毕竟,他是自己姐姐的战友,刚才还救了自己和小豆豆,理当不会对自己乱来的吧?
走入卧室的柳玉竹,心里想着,脑袋里已经有些乱了。
室内里,萧九州已经摆好了不知道什么做成的瓶瓶罐罐,还有一排银针。
看到这,柳玉竹才放心了些,开始去掉身上的衣物。
"不要多想,你虽然受伤是在脸上,只是人的全身经脉是相通的,毒素的排除需要身体的各个穴位。"
宛如是了解柳玉竹心里在想啥,萧九州一边继续准备,边解释着。
"我……我没有多想……"
已经身无寸缕的柳玉竹,在床上平躺了下来,捂着身体的重要位置,闭着双目说道。
"没多想?没多想你缘何全脱完了?我只是让你脱外套,方便毒素排除。

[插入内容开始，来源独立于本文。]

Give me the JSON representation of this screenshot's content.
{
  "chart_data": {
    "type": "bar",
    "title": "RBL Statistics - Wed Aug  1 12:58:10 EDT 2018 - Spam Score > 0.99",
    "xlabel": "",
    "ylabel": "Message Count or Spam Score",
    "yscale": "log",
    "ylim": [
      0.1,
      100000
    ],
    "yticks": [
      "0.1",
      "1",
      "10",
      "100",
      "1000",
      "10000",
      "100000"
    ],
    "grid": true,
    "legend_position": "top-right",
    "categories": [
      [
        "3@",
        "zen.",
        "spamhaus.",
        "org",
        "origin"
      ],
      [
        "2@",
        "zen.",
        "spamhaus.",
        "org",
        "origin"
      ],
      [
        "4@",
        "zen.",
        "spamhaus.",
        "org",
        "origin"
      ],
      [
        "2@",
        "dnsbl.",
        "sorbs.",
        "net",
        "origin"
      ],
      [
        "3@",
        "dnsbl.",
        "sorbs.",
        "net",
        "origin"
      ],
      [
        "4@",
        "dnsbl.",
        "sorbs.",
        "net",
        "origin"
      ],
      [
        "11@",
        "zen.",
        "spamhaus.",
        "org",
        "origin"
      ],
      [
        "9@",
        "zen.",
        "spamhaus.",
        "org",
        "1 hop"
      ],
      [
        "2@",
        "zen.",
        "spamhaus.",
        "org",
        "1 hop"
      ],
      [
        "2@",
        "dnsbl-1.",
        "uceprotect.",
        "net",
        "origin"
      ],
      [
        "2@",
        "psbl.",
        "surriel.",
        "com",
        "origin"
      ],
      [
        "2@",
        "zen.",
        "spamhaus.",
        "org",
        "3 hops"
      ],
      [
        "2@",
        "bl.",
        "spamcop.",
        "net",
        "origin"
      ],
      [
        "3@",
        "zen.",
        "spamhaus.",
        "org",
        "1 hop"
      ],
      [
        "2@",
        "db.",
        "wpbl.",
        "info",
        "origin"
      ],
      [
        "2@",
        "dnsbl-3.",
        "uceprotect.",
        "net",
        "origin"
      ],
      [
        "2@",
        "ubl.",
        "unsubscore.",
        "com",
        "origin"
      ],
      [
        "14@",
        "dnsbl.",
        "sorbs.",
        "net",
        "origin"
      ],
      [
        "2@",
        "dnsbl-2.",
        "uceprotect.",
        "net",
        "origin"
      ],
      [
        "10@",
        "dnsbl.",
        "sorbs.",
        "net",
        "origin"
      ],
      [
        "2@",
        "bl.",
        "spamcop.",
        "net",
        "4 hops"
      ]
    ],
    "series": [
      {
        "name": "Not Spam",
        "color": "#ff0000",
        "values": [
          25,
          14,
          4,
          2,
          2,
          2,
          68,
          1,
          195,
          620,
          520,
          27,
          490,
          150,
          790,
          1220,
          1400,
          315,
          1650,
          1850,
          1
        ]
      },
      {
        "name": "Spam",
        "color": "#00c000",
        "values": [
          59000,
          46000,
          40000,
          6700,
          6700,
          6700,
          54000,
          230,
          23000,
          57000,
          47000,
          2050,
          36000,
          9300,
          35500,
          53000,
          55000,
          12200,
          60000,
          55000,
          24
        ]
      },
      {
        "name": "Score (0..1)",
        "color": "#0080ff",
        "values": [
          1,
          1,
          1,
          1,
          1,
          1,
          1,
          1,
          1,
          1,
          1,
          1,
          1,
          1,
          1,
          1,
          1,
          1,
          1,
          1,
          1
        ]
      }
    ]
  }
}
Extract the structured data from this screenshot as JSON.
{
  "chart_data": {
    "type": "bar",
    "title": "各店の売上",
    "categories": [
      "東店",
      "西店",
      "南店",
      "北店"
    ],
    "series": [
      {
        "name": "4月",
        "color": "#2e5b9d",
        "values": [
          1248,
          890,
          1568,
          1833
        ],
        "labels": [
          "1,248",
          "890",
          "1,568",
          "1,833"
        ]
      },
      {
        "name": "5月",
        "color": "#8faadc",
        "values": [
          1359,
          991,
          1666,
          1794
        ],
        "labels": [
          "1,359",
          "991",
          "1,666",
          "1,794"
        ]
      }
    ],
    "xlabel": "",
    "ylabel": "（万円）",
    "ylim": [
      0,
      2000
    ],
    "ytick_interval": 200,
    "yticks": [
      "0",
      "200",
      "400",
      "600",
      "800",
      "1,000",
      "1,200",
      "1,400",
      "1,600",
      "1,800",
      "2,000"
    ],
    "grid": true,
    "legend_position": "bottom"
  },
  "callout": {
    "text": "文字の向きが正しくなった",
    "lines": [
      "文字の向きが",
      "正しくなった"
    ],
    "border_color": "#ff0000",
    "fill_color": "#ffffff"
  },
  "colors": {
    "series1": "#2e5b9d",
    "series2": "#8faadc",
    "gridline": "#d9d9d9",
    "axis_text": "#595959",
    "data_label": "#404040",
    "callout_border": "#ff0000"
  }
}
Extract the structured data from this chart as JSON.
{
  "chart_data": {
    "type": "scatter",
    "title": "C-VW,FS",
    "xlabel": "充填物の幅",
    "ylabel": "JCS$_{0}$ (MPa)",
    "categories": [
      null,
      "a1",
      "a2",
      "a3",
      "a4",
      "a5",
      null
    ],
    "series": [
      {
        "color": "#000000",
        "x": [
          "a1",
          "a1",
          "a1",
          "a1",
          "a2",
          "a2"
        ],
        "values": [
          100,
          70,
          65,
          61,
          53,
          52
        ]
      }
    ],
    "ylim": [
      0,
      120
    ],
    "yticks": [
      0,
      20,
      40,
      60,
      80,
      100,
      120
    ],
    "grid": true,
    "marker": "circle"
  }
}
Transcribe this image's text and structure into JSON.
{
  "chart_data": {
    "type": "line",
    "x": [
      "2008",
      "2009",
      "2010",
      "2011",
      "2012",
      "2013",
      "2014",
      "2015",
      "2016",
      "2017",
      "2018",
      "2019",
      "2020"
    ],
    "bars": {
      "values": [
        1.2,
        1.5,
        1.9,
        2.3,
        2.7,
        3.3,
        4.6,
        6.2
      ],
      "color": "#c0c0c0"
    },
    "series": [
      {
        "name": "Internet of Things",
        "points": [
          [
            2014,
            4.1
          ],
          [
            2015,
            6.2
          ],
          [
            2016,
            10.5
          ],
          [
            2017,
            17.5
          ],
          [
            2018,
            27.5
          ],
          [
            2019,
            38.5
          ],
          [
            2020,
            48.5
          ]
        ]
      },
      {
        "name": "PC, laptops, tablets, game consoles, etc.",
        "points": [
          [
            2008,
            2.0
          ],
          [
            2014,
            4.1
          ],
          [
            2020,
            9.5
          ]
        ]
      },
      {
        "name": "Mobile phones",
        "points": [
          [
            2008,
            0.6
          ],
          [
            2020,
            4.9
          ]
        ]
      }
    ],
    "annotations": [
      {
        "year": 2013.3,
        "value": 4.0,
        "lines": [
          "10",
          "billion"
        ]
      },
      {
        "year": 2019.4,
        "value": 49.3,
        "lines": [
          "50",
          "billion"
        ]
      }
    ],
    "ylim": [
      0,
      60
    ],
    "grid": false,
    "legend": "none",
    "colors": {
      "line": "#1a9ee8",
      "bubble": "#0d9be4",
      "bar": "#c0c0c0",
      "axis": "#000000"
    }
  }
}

"
萧九州淡淡地说着。
"啊?"
闻言柳玉竹大吃了一惊!
知道自己理解错了,柳玉竹恨不得找个地缝钻进去。
都怪此物萧九州,说话都不说清楚。
柳玉竹狠狠地瞪了他一眼,见他还在忙碌着,宛如根本就没有注意到自己,这才感觉放松了些,赶紧要起来将衣服穿上。
"既然都脱了,那就这样吧,没穿衣服效果肯定还是要好些!"
就在这时,萧九州骤然又来了这么一句,同一时间抬起了头。
"啊?"
柳玉竹此时是真的气疯了,只是也只能无奈躺下,闭上眼睛,眼不见心不烦。
萧九州站起身,看着面前女孩的身体,不由得愣了一下。
凹凸有致,雪白细腻。
饶是萧九州见过这世间不少美女,面前这女孩也让他有些心动。
光是这身子,就早已足以让哪些模特女星黯然失色,更不用说,若是她恢复了精致的脸蛋,那会是怎样的绝色。
怪不得听说曾经是阳城第一美女,怪不得就算是脸成了这样子,柳大治也想把她娶到。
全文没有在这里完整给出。